Weak Beliefs, Strongly Held: Challenging Conventional Paradigms of Maximal Exercise Performance

It is widely believed that peak cardiac output and total body hemoglobin content are the dominant and deterministic pathways that account for the vast majority of interindividual variability in VO2max. This article presents a case that VO2max represents the maximum integrated capacity of the cardiovascular, pulmonary, and muscular system, and that ‘limiting’ factors for VO2max can vary between individuals.

It is popularly believed that the dominant and deterministic pathways that account for the vast majority of interindividual variability in VO2max are well known and center on total body hemoglobin content and peak cardiac stroke volume, and as a result, cardiac output [1]. Some go as far as to assert that VO2 max improvements are determined by an increase in stroke volume and relatively preserved oxygen-carrying capacity of the blood [2,3]. This paradigm emerged as a result of Archibald Hill’s work in the early 1900’s. Undoubtedly, Archild Hill’s work contained many partial truths, but its partial validity should not mask its shortcomings. There are certain instances where other factors can become the “weak link” in the transport and utilization of oxygen. One example is in elite athletes with high maximal cardiac outputs. The decreased transit time of red blood cells in the pulmonary capillary can also lead to a pulmonary diffusion limitation [4,5].

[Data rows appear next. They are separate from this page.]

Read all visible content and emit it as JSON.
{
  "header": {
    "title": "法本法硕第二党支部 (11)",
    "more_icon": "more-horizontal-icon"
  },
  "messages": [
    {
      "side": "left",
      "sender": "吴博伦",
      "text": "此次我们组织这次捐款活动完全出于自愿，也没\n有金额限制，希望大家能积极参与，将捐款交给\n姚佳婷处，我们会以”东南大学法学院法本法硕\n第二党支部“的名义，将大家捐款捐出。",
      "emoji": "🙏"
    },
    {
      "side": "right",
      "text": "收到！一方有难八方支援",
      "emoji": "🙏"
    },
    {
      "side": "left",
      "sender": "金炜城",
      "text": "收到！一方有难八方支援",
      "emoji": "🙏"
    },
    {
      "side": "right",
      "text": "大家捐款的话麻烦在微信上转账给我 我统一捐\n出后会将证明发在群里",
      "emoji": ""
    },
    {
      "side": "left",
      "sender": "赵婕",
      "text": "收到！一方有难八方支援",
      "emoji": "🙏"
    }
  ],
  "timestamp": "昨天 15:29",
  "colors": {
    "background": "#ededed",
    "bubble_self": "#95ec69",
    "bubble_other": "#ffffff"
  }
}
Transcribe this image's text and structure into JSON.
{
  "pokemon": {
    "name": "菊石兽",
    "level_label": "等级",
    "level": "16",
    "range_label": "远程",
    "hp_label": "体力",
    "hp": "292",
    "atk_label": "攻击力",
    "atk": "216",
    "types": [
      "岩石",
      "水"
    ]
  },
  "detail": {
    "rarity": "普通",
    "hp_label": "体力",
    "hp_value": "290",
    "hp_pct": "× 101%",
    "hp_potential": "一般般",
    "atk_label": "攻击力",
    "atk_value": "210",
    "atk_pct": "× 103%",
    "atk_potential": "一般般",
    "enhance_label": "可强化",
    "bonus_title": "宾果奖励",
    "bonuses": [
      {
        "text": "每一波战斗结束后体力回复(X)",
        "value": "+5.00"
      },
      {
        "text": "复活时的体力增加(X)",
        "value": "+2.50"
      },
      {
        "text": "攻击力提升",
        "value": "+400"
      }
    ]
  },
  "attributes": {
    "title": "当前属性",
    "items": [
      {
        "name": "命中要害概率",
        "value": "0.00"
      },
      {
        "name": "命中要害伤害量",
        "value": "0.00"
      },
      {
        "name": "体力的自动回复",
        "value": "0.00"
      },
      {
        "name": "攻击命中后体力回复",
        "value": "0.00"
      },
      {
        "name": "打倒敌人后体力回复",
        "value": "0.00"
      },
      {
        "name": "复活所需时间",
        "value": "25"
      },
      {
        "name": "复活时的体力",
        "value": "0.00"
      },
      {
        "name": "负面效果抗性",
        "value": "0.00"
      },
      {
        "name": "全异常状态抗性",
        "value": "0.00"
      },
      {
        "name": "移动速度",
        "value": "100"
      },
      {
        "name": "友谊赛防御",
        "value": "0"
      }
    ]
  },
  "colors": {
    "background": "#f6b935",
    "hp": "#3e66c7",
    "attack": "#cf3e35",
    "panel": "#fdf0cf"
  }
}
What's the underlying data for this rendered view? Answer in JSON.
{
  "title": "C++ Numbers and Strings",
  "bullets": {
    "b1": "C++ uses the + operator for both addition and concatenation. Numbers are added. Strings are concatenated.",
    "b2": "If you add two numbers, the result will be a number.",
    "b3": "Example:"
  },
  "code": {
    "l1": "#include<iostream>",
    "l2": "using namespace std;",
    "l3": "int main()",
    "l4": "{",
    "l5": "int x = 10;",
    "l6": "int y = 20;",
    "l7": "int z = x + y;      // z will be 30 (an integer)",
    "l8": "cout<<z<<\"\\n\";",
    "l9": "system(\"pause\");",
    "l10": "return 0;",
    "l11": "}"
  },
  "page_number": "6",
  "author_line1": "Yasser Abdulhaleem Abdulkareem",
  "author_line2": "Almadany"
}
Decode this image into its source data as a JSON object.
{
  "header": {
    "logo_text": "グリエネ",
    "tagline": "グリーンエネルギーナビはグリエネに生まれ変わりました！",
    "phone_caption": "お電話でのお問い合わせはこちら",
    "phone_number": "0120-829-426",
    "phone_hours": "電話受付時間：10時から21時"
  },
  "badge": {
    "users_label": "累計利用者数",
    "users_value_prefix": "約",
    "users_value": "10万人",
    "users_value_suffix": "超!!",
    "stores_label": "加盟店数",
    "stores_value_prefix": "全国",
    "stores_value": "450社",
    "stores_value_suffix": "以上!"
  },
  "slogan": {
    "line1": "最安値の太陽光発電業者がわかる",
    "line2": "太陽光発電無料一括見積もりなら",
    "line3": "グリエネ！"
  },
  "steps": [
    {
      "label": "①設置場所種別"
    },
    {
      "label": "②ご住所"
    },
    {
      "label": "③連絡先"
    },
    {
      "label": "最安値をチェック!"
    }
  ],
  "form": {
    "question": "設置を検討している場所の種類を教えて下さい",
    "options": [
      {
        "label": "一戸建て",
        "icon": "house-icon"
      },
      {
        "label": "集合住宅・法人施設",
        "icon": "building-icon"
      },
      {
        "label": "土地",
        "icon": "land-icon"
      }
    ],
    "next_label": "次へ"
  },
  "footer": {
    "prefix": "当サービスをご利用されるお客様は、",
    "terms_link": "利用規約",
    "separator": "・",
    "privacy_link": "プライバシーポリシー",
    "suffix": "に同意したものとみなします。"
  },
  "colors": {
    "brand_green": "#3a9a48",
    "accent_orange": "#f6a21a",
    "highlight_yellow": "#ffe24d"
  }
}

According to the late philosopher Karl Popper, a theory or conjecture can only belong to the empirical sciences if it is falsifiable. According to this criterion, a theory is falsifiable if it is refutable. Naturally, it follows that a theory is refutable if there exists at least one potential falsifier [6]. Although many logical refutations have been made to the idea that cardiac output is the dominant factor contributing to interindividual variations in VO2max, it is still the dominant paradigm in exercise physiology. According to Tim Noakes, this belief has straight-jacketed exercise physiology for the past sixty-two years [7]. If scientific observations don’t agree with the dominant theory, the theory is meant to be abandoned. At least, that is how it is supposed to happen. In practice, people are very reluctant to give up a theory in which they have invested a lot of time, and effort into or dominant paradigms remain due to path dependency, as has often been the case in exercise science [8,9]. According to the late physicist Stephen Hawking, “[scientists] usually start by questioning the accuracy of the observations. If that fails, they try to modify the theory in an ad hoc manner. Eventually, the theory becomes a creaking and ugly edifice. Then someone suggests a new theory in which all the awkward observations are explained in an elegant and natural manner” [10].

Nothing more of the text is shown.